Gleam has 21,400 GitHub stars and was the second most-admired language in the 2025 Stack Overflow Developer Survey — 70% of current users want to keep using it. By any measure, this language has moved past hobbyist status.

Uncover, a marketing analytics platform, runs its Gleam test suite at 1,900 tests per second — roughly 50 times faster than their other backend languages. They cite zero null pointer errors and zero unexpected type crashes in production. Read the full Uncover case study for the implementation details. With 125 companies now tracking Gleam usage, the ecosystem is past the “interesting experiment” threshold.
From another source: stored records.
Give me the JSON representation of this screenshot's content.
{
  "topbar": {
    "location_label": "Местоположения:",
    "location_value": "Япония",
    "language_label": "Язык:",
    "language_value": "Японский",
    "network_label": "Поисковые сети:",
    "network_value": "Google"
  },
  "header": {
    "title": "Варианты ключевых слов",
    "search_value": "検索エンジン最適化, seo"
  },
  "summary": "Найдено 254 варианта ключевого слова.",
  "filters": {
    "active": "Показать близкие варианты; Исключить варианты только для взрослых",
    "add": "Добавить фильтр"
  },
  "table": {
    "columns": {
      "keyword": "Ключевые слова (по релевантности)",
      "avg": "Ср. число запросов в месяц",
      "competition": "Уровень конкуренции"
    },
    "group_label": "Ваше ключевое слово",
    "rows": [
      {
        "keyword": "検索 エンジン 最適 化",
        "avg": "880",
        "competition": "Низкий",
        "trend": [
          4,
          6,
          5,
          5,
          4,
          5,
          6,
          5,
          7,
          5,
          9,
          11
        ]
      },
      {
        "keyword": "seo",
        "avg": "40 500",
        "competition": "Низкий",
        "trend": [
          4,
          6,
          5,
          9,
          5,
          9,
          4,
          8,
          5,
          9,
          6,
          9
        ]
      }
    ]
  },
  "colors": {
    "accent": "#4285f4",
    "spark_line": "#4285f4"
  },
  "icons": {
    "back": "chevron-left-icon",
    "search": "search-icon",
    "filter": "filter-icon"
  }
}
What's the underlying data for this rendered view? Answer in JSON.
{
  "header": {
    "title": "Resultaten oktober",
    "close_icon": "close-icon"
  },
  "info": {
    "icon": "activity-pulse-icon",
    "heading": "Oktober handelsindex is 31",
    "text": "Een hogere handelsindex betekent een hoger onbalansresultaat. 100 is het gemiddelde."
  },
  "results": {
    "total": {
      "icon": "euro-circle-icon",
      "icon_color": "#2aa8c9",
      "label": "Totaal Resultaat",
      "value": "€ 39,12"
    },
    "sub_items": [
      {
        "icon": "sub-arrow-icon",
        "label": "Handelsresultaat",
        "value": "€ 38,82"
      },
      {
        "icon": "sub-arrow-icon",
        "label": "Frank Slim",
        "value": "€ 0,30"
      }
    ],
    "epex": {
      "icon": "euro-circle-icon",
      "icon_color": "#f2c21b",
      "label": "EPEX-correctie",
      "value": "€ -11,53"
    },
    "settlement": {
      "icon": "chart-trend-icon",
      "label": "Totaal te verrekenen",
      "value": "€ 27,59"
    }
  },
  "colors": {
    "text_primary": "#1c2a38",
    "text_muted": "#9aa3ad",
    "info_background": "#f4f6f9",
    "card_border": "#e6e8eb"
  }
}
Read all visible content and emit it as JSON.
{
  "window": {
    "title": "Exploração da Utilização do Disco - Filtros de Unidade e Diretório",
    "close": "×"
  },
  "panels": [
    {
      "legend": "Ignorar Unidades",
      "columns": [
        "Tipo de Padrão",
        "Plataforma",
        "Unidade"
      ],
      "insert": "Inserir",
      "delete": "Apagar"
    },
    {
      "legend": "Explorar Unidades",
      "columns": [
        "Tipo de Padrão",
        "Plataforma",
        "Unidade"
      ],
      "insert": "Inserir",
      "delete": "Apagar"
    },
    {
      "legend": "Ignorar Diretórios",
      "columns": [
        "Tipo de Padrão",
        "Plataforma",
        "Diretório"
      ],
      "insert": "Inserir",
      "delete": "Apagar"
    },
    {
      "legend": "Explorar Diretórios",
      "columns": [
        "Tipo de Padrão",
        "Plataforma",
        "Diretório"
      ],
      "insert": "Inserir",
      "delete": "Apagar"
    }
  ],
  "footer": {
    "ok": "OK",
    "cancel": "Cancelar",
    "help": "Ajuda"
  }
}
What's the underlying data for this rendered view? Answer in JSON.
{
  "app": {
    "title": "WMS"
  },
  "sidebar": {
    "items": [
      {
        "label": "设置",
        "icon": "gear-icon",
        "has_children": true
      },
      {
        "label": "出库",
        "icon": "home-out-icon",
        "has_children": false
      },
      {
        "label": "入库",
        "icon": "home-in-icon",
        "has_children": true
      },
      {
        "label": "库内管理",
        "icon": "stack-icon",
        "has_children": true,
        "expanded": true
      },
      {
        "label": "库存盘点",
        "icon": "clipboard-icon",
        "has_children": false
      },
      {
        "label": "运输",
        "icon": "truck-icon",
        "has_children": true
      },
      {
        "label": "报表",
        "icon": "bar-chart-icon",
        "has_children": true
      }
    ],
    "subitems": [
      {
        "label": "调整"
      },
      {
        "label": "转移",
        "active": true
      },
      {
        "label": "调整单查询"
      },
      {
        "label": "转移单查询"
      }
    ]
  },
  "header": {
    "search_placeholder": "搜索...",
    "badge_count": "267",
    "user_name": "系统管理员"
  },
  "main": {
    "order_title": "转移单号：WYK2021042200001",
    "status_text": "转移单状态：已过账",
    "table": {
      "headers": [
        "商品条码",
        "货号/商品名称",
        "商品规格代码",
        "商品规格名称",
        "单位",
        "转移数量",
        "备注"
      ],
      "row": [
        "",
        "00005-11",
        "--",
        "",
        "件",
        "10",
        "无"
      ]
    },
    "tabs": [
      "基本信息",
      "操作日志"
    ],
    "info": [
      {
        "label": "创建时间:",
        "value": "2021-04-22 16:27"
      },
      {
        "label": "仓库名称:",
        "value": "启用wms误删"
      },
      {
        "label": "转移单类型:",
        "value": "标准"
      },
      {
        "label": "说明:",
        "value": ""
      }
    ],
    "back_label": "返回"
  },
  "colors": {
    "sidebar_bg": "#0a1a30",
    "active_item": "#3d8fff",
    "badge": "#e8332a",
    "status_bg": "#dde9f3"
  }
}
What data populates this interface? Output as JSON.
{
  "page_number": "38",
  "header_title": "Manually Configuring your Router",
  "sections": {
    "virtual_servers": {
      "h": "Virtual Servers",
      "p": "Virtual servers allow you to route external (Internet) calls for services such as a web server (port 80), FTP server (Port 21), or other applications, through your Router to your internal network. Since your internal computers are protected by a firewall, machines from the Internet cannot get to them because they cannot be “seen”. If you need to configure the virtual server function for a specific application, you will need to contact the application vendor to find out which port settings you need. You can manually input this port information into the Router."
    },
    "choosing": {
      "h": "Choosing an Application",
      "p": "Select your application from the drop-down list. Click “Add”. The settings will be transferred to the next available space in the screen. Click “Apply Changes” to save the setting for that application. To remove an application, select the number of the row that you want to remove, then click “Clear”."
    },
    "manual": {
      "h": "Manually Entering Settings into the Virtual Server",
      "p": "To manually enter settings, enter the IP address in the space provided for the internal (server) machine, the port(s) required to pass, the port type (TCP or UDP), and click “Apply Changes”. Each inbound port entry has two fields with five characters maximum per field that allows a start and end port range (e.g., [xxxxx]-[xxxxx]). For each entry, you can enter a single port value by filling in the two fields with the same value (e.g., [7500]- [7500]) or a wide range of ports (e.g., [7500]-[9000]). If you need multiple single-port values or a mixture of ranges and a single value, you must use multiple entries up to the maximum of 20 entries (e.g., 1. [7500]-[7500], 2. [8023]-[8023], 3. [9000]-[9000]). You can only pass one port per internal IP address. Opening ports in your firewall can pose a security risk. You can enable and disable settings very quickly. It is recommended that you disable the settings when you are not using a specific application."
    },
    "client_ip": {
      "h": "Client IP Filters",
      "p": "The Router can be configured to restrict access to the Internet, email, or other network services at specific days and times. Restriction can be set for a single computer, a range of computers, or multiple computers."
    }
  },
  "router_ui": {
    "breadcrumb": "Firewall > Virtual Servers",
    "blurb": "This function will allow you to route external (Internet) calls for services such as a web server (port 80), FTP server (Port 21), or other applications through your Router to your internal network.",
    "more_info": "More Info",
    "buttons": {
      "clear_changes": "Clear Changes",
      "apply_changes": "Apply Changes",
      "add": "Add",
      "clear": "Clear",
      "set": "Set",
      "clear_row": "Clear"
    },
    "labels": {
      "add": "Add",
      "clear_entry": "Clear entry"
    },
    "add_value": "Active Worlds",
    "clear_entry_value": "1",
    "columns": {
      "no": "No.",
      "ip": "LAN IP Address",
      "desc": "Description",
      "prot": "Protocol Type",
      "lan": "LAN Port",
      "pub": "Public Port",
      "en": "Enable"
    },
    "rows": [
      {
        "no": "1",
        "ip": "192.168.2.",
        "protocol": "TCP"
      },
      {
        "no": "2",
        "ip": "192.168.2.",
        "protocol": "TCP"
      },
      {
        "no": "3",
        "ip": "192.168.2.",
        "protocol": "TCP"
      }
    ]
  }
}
Who Should Take a Closer Look

If you are building a full-stack application where the same domain types need to be shared between a backend service and a browser client, Gleam’s dual-target compilation is worth serious evaluation. The source maps shipping in v1.16 remove the last legitimate reason to wait on the JS side of that story.

Elixir developers familiar with BEAM who want compile-time type guarantees should read the Uncover case study and the 1.16 announcement. The transition cost is lower than expected — the Hex ecosystem carries over, and Gleam’s syntax is cleaner than most expect. The Gleam roadmap shows what is coming next.